In 1990, she co-starred alongside Joe Morton in the ABC drama series, Equal Justice. During the 1990s, she had a number of supporting roles in films, including What's Love Got to Do with It (1993) opposite Angela Bassett, The Inkwell (1994), and Crimson Tide (1995) as Denzel Washington's character wife. She also voiced main role in the 1992 animated comedy, Bébé's Kids.
She had a number of leading and supporting roles in made for television movies. In 1995, she co-starred opposite James Earl Jones and Joe Morton in the short-lived CBS prime time soap opera, Under One Roof, the first drama series that featured African-American lead characters. For her role on the series, Calloway was nominated for the NAACP Image Award for Outstanding Actress in a Drama Series. She had leading roles on the short-lived NBC sitcom Rhythm & Blues (1992–93), and starred alongside Larry Hagman as his girlfriend in the CBS drama Orleans (1997).
In the 2000s, she had recurring roles on Boston Public and The District. She co-starred in films including The Brothers, All About You, Dawg, Biker Boyz, Love Don't Cost a Thing, and Cheaper by the Dozen.
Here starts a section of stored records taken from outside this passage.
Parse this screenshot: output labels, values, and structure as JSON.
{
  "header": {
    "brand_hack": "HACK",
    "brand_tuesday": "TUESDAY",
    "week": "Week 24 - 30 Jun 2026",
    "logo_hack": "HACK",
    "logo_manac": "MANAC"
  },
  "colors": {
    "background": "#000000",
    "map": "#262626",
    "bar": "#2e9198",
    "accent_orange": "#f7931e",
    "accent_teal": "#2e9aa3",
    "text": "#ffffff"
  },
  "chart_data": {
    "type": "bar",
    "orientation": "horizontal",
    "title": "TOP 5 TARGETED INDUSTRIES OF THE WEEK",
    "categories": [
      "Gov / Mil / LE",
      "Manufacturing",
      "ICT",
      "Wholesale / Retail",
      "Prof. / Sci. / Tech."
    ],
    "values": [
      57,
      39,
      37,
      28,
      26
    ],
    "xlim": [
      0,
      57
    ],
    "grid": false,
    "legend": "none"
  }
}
She has guest starred on The Division, Strong Medicine, The Closer, CSI: Crime Scene Investigation, Dexter, Rizzoli & Isles, Castle, and Grey's Anatomy. From 2010 to 2011, she had the recurring role in the TNT medical drama, Hawthorne. In 2011, she began appearing in the Showtime comedy-drama, Shameless.
In 2016, she was cast as lead character in the Bounce TV first prime time soap opera, Saints & Sinners. Also in 2016, she co-starred as president Obama's future mother-in-law, Marian Shields Robinson, and in the comedy-drama film Southside with You. In 2018, she appeared in the Christian drama film Unbroken: Path to Redemption and the crime thriller Dragged Across Concrete. In 2019, she played abolitionist Harriet Tubman's mother in the biographical drama film Harriet. She reprised her role as Imani Izzi in the 2021 sequel Coming 2 America.